Mostly, it's because I just hate them. But that's hardly an original opinion. It's practically a cliche at this point. The award show did its thing Sunday night, and already the outrage machines have started spewing out think-pieces as to some specific slight or another. I'm sure they're all correct. The Grammys are an easy target.
See, it's an incredibly predictable process. The best-selling album typically wins the prestigious Album of the Year award, especially if the artist who made that album is white. This year, the best-selling album nominated for Album of the Year was Adele's 25. Adele is white. 25 won Album of the Year, surprising absolutely no one.
The Grammys pretend to be unbiased. They pretend like money and race aren't issues here. Grammys.com describes the awards as "truly a peer honor, awarded by and to artists and technical professionals for artistic or technical achievement, not sales or chart position."
I'd laugh if I weren't so offended at that brash attempt to lie to me. Sales numbers and popularity are practically the only thing that matters at the Grammys. It's certainly not critical acclaim.
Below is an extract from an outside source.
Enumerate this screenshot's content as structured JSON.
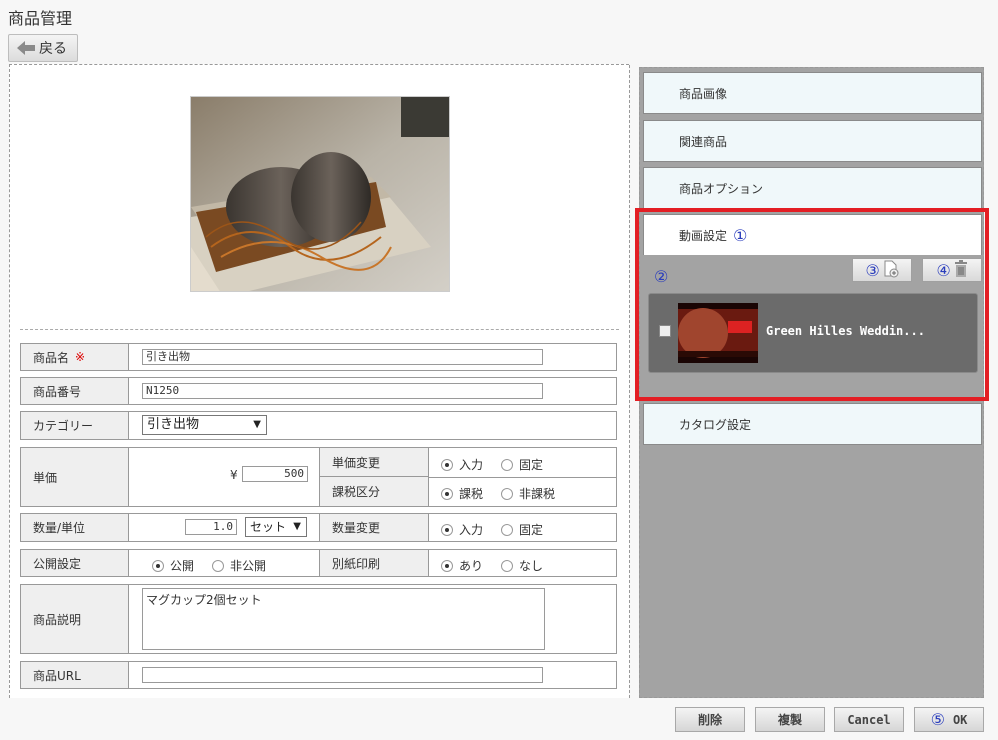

The website albumoftheyear.org aggregates album reviews and assigns them a rating based on how much critics liked them, similar to what Rotten Tomatoes does for movies. The best albums released in 2016 according to albumoftheyear.org were Nick Cave & The Bad Seeds' Skeleton Tree; Bon Iver's 22, A Million; Beyoncé's Lemonade; Solange's A Seat At The Table; and Radiohead's A Moon Shaped Pool. Only Beyonce's album got a nomination for Album of the Year, and it didn't win.
I don't mean to demean Adele, since 25 is a great album, and frankly, I really liked seeing Adele in concert. But where the hell is Kanye West when you need him? Adele, Im'ma let you finish, but Lemonade is one of the best albums of all time. It really is in a completely different stratosphere artistically than 25. Again, Adele is a wonderful singer who writes somewhat predictable pop songs with sad lyrics about heartbreak. But she writes about love and loss generically, and one-dimensionally. Beyoncé wrote about heartbreak in a way that is the culmination of her entire career, showing multitudes of emotion, from defiance to sorrow to desiring revenge, in the processing of a deep betrayal. It is, lyrically, musically, and emotionally, a stronger album. Lemons into lemonade, indeed.
But don't take my word for it. Take Adele's: "My album of the year is Lemonade," she said after the show. "What the fuck does she have to do to win?"
Of course, this is a predictable trend from the Grammys in the past few years in which white artists who made safer, less ambitious albums beat out black artists. Taylor Swift beat Kendrick Lamar in 2016. Beck beat Beyoncé in 2015. Daft Punk beat Kendrick Lamar in 2014. Mumford and Sons (!) beat Frank Ocean in 2013.
When will the Recording Academy, the organization responsible for nominating and voting for the Grammy winners, realize that sticking to traditional is what killed the music industry in the first place? Me, I'm just going to go back to hating the Grammys from a distance again. There are greater things to worry about, after all.